After sorting: values in ascending order

Execution Example

Initial Array (pseudo-random)

[123, 78, 234, 45, 190, 67, 12, 198, ...]

After Bubble Sort

[12, 45, 67, 78, 123, 190, 198, 234, ...]

Bubble sort compares and swaps adjacent elements until the entire array is sorted.

Running the Example

Interactive Debugger

tiny8 examples/bubblesort.asm

Watch the sorting process step-by-step. Set marks at the beginning of inner_loop to track passes.

Animation

tiny8 examples/bubblesort.asm -m ani -o bubblesort.gif \
    --mem-start 0x60 --mem-end 0x7F

Creates a visualization showing:

  • Memory heatmap of the array being sorted

  • Register changes during comparisons

  • Visual pattern of values moving to their correct positions

Python API

from tiny8 import CPU, assemble_file

cpu = CPU()
cpu.load_program(assemble_file("examples/bubblesort.asm"))
cpu.run(max_steps=50000)  # Bubble sort needs many steps!

# Read sorted array
sorted_array = [cpu.read_ram(i) for i in range(0x60, 0x80)]
print("Sorted array:", sorted_array)

# Verify it's sorted in ascending order
assert all(sorted_array[i] <= sorted_array[i+1]
           for i in range(len(sorted_array)-1))
print("✓ Array is correctly sorted!")

Performance Analysis

Time Complexity

  • Best case: O(n²) - 31 × 31 = 961 comparisons

  • Worst case: O(n²) - Same as best (this implementation doesn’t optimize)

  • Average case: O(n²)

For 32 elements:

  • Outer loop: 31 iterations

  • Inner loop: 31 iterations per outer

  • Total comparisons: ~961

  • Total swaps: Variable (depends on initial order)

Instruction Count

Each comparison involves approximately:

  • 10 instructions to load addresses and values

  • 5 instructions for comparison and potential swap

  • 3 instructions for loop control

Total: ~15,000+ instructions for a complete sort.

Key Concepts

Nested Loops

Two loop counters working together:

outer_loop:
    ldi r19, 0
    inner_loop:
        ; ... work ...
        inc r19
        ; ... inner loop test ...
    inc r18
    ; ... outer loop test ...

Address Calculation

Computing memory addresses dynamically:

ldi r20, 0x60     ; Base address
add r20, r19      ; Add offset
ld r21, r20       ; Load from computed address

Conditional Swapping

cp r21, r24       ; Compare values (A vs B)
brcs no_swap      ; Skip swap if A < B (already in order)
st r20, r24       ; Perform swap: RAM[A] = B
st r22, r21       ; Perform swap: RAM[B] = A
no_swap:

Exercises

  1. Count swaps: Add a counter to track number of swaps

  2. Optimize: Add early exit if no swaps occurred in a pass

  3. Different sizes: Sort 16 or 64 elements instead

  4. Descending order: Modify to sort in descending order

  5. Different algorithm: Implement selection sort or insertion sort

Solutions Hints

Count swaps: Add inc r26 in the swap section, initialize R26 to 0.

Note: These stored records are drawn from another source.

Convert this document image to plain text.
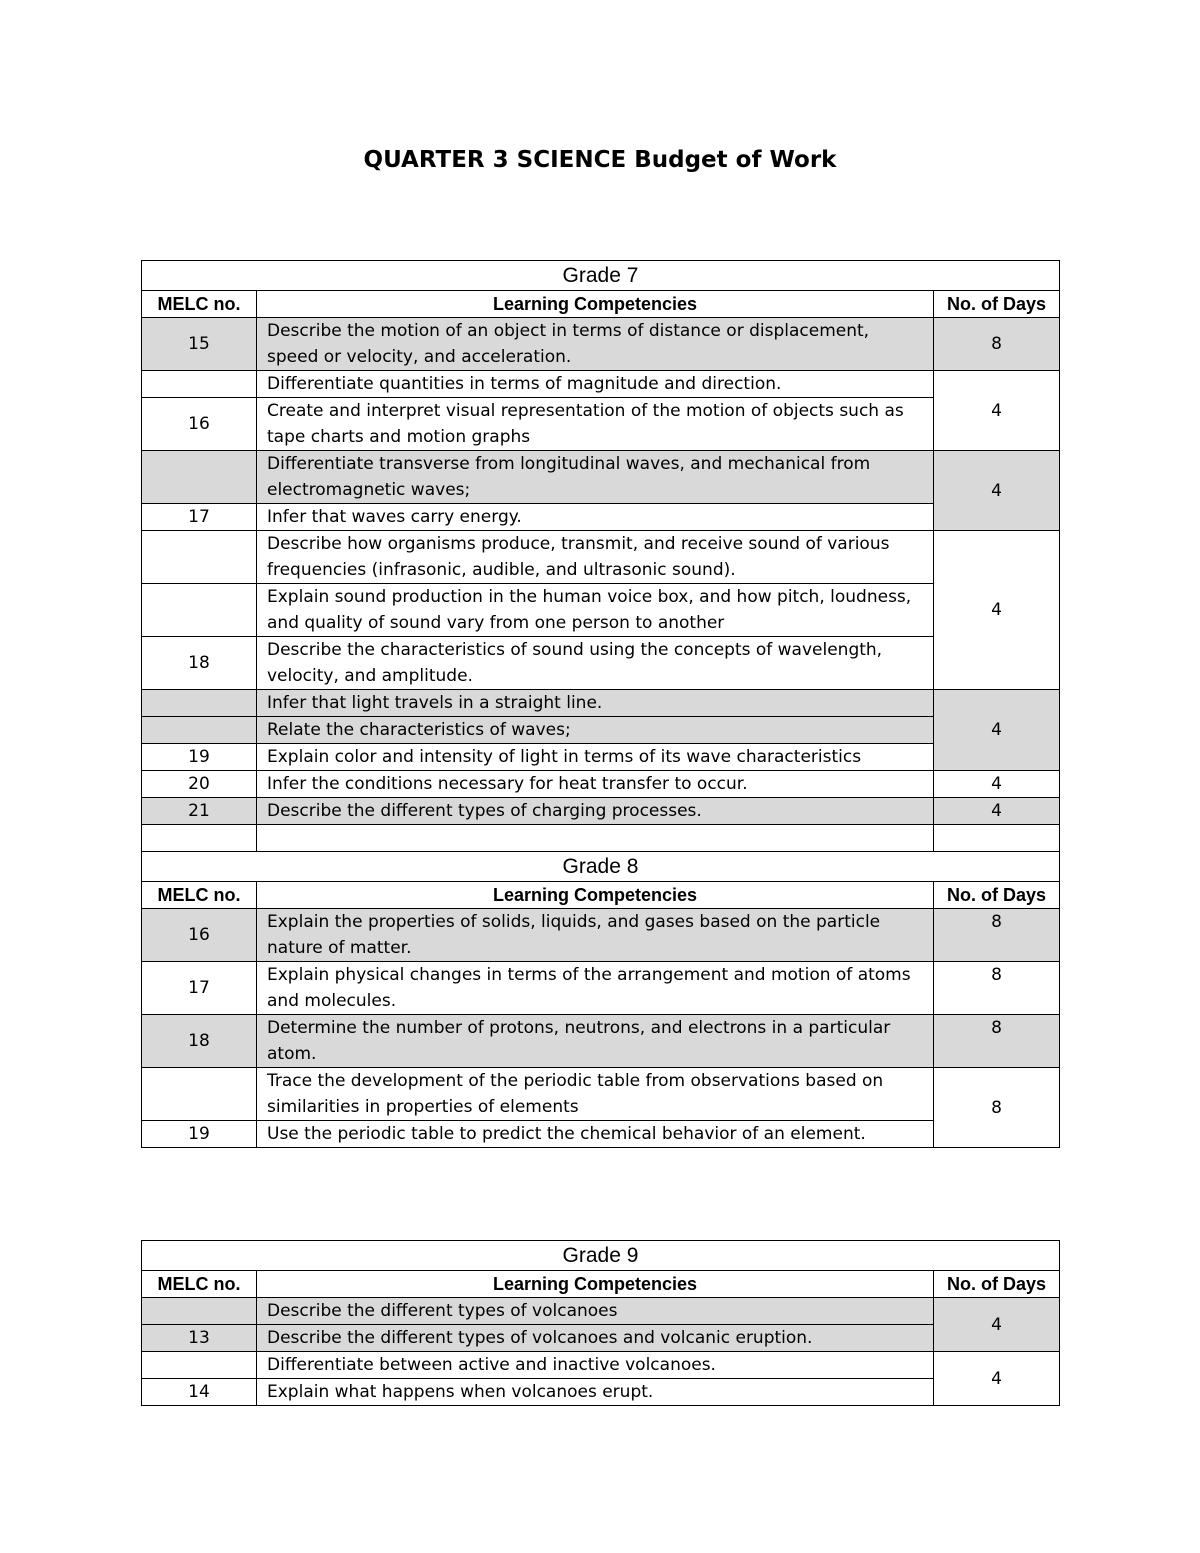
QUARTER 3 SCIENCE Budget of Work
Grade 7		
MELC no.	Learning Competencies	No. of Days
15	Describe the motion of an object in terms of distance or displacement, speed or velocity, and acceleration.	8
	Differentiate quantities in terms of magnitude and direction.	4
16	Create and interpret visual representation of the motion of objects such as tape charts and motion graphs	
	Differentiate transverse from longitudinal waves, and mechanical from electromagnetic waves;	4
17	Infer that waves carry energy.	
	Describe how organisms produce, transmit, and receive sound of various frequencies (infrasonic, audible, and ultrasonic sound).	4
	Explain sound production in the human voice box, and how pitch, loudness, and quality of sound vary from one person to another	
18	Describe the characteristics of sound using the concepts of wavelength, velocity, and amplitude.	
	Infer that light travels in a straight line.	4
	Relate the characteristics of waves;	
19	Explain color and intensity of light in terms of its wave characteristics	
20	Infer the conditions necessary for heat transfer to occur.	4
21	Describe the different types of charging processes.	4

Grade 8		
MELC no.	Learning Competencies	No. of Days
16	Explain the properties of solids, liquids, and gases based on the particle nature of matter.	8
17	Explain physical changes in terms of the arrangement and motion of atoms and molecules.	8
18	Determine the number of protons, neutrons, and electrons in a particular atom.	8
	Trace the development of the periodic table from observations based on similarities in properties of elements	8
19	Use the periodic table to predict the chemical behavior of an element.	
Grade 9		
MELC no.	Learning Competencies	No. of Days
	Describe the different types of volcanoes	4
13	Describe the different types of volcanoes and volcanic eruption.	
	Differentiate between active and inactive volcanoes.	4
14	Explain what happens when volcanoes erupt.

Optimize: Set a flag when swapping, check it at end of outer loop.

Descending order: Change brcs no_swap to brcc no_swap.

Visualization Tips

When viewing the animation:

  • Memory panel: Watch values “bubble” to their positions

  • Register panel: R19 (j) cycles 0-30 repeatedly

  • Register panel: R18 (i) increments slowly

Look for:

  • Large values moving right (higher addresses)

  • Small values moving left (lower addresses)

  • Progressively fewer changes as array becomes sorted

Comparison with Other Sorts

Sorting Algorithm Comparison

Algorithm

Time Complexity

Space

Stability

Bubble Sort

O(n²)

O(1)

Yes

Selection Sort

O(n²)

O(1)

No

Insertion Sort

O(n²)

O(1)

Yes

Quick Sort

O(n log n)

O(log n)

No

Bubble sort is chosen for this example because it’s conceptually simple and demonstrates memory operations clearly.